Lo schema è ormai tristemente noto. Il Gay Pride arriva in provincia e il primo obiettivo diventa quello di sbertucciare la Chiesa Cattolica, ovvero una delle istituzioni che più mettono i bastoni tra le ruote alla nuova religione arcobaleno. Una religione che, come tutte, vive di dogmi e di riti.
Non poteva mancare, allora, anche nella recente edizione trevigiana del Gay Pride, la liturgia della provocazione gratuita, con sette donne a seno nudo sul sagrato della cattedrale, strillando a squarciagola: «Sul mio corpo decido io!».
Un breve ma esuberante fuori-programma, in cui le manifestanti hanno riportato in auge, a modo loro, il dibattito sull’aborto, rispolverando la poco originale tesi della Chiesa come massima espressione della lobby globale anti-diritti.
La banalizzazione dell’aborto
La risposta ecclesiale e istituzionale non si è fatta attendere. Stavolta, l’allegra brigata LGBT+ non ha trovato né un clero “aggiornato” e compiacente, né una politica collusa e opportunista.
«La Diocesi non entra nel merito della vicenda, ma esprime dispiacere nell’apprendere di gesti, gratuitamente provocatori, messi in atto sabato sul sagrato della chiesa cattedrale, gesti che si commentano da soli», dichiara monsignor Giuliano Brugnotto, vicario generale della diocesi di Treviso.
Con riferimento alle proteste sull’aborto, il presule aggiunge: «Dispiace che un dramma complesso e di così grande portata sociale, e personale per le donne che lo vivono, venga semplificato con qualche slogan».
Partito Democratico complice?
Ancor più dura l’amministrazione comunale di Centrodestra, a partire dal sindaco leghista Mario Conte, che pure si dichiara non ostile alle cause arcobaleno. Per il primo cittadino, la trovata del Pride trevigiano è stata «una carnevalata mal riuscita che danneggia la vera lotta dei diritti che il coordinamento LGBT tratta con serietà e responsabilità».
Meno accondiscendenti i toni del capogruppo della Lega in Comune, Riccardo Barbisan, che afferma: «Che il caldo desse alla testa ne siamo convinti tutti, ma non pensavo fino al punto di vedere certe scene che offendono la grande arte del circo e la secolare tradizione del carnevale. Una manifestazione che abbiamo subito, e della quale ci vergogniamo».

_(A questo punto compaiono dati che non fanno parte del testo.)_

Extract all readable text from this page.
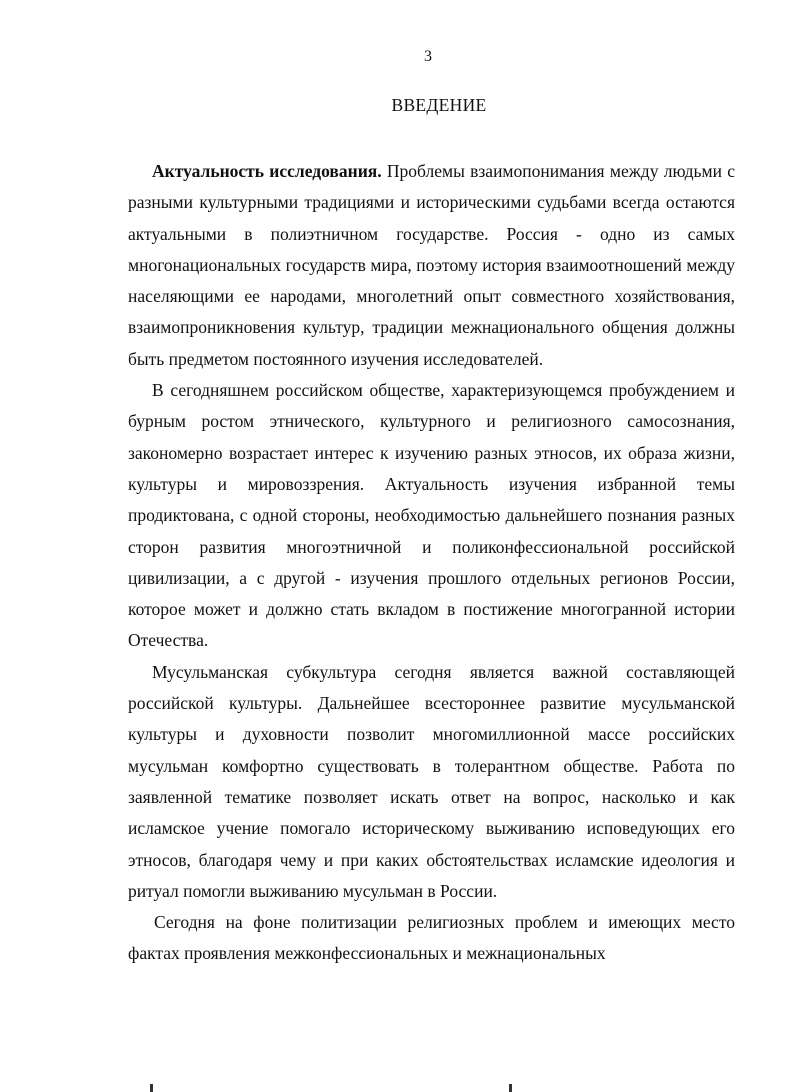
3
ВВЕДЕНИЕ

Актуальность исследования. Проблемы взаимопонимания между людьми с разными культурными традициями и историческими судьбами всегда остаются актуальными в полиэтничном государстве. Россия - одно из самых многонациональных государств мира, поэтому история взаимоотношений между населяющими ее народами, многолетний опыт совместного хозяйствования, взаимопроникновения культур, традиции межнационального общения должны быть предметом постоянного изучения исследователей.

В сегодняшнем российском обществе, характеризующемся пробуждением и бурным ростом этнического, культурного и религиозного самосознания, закономерно возрастает интерес к изучению разных этносов, их образа жизни, культуры и мировоззрения. Актуальность изучения избранной темы продиктована, с одной стороны, необходимостью дальнейшего познания разных сторон развития многоэтничной и поликонфессиональной российской цивилизации, а с другой - изучения прошлого отдельных регионов России, которое может и должно стать вкладом в постижение многогранной истории Отечества.

Мусульманская субкультура сегодня является важной составляющей российской культуры. Дальнейшее всестороннее развитие мусульманской культуры и духовности позволит многомиллионной массе российских мусульман комфортно существовать в толерантном обществе. Работа по заявленной тематике позволяет искать ответ на вопрос, насколько и как исламское учение помогало историческому выживанию исповедующих его этносов, благодаря чему и при каких обстоятельствах исламские идеология и ритуал помогли выживанию мусульман в России.

Сегодня на фоне политизации религиозных проблем и имеющих место фактах проявления межконфессиональных и межнациональных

«Tra gli organizzatori c’era un arcipelago di associazioni, molte sconosciute ai più e altre tristemente conosciute da anni rispetto alle quali alcuni consiglieri del PD non hanno mai reciso il cordone ombelicale». In conclusione, Barbisan chiede «una presa di distanze chiara e definitiva dalla violenza e dalle oscenità al PD trevigiano».
Si rischia il penale
La vicenda del Pride di Treviso non si esaurisce a una scaramuccia politica, destinata a sopirsi nell’arco di qualche ora. Sulle provocazioni delle veterofemministe ci sono indagini in corso.
«Le immagini e i video della manifestazione sono al vaglio della Digos», riferiscono fonti della questura. «Se si ravviseranno profili di reato a carico di qualche partecipante al corteo si procederà con le dovute contestazioni nelle sedi opportune».
Sebbene non ci siano stati scontri fisici, né tensioni, il blitz estemporaneo delle sette manifestanti sul sagrato della cattedrale potrebbe diventare oggetto di sanzione (la stampa locale parla di daspo urbano), in quanto, oltre a non essere autorizzati, i gesti risulterebbero palesemente contrari alla pubblica decenza.
Dente avvelenato per il «ddl Zan»
Da notare che il Pride di Treviso è stato promosso dal collettivo femminista Non una di meno e dal centro sociale Django, a conferma della convergenza sempre più netta tra movimenti contigui di ispirazione ultra-liberal: una parte del mondo femminista, l’attivismo LGBT+ e, per l’appunto, i centri sociali.
Del resto, come trapela anche dalle parole di David Primo, rappresentante di Non una di meno alla manifestazione, la ferita della bocciatura del ddl Zan è tutt’altro che rimarginata. Urge, dunque, un’unità d’intenti contro il nemico comune.
Al tempo stesso, gli obiettivi sono sempre più ambiziosi e vengono rivendicati con sempre maggiore vigore. David Primo ritiene che quello di domenica scorsa sia stato un «Pride che nasce dal basso» e «fatto di giovani», dove, come gridavano gli slogan, «l’amore libero anche nelle scuole» diventa un diritto da portare in piazza. Il livello dello scontro si alza, assieme alla posta in gioco. Saltano tutti gli schemi e le parti in causa sentono ormai la necessità di schierarsi senza indugio: con l’ordine naturale delle cose o contro di esso. Le vie di mezzo sono ormai insostenibili.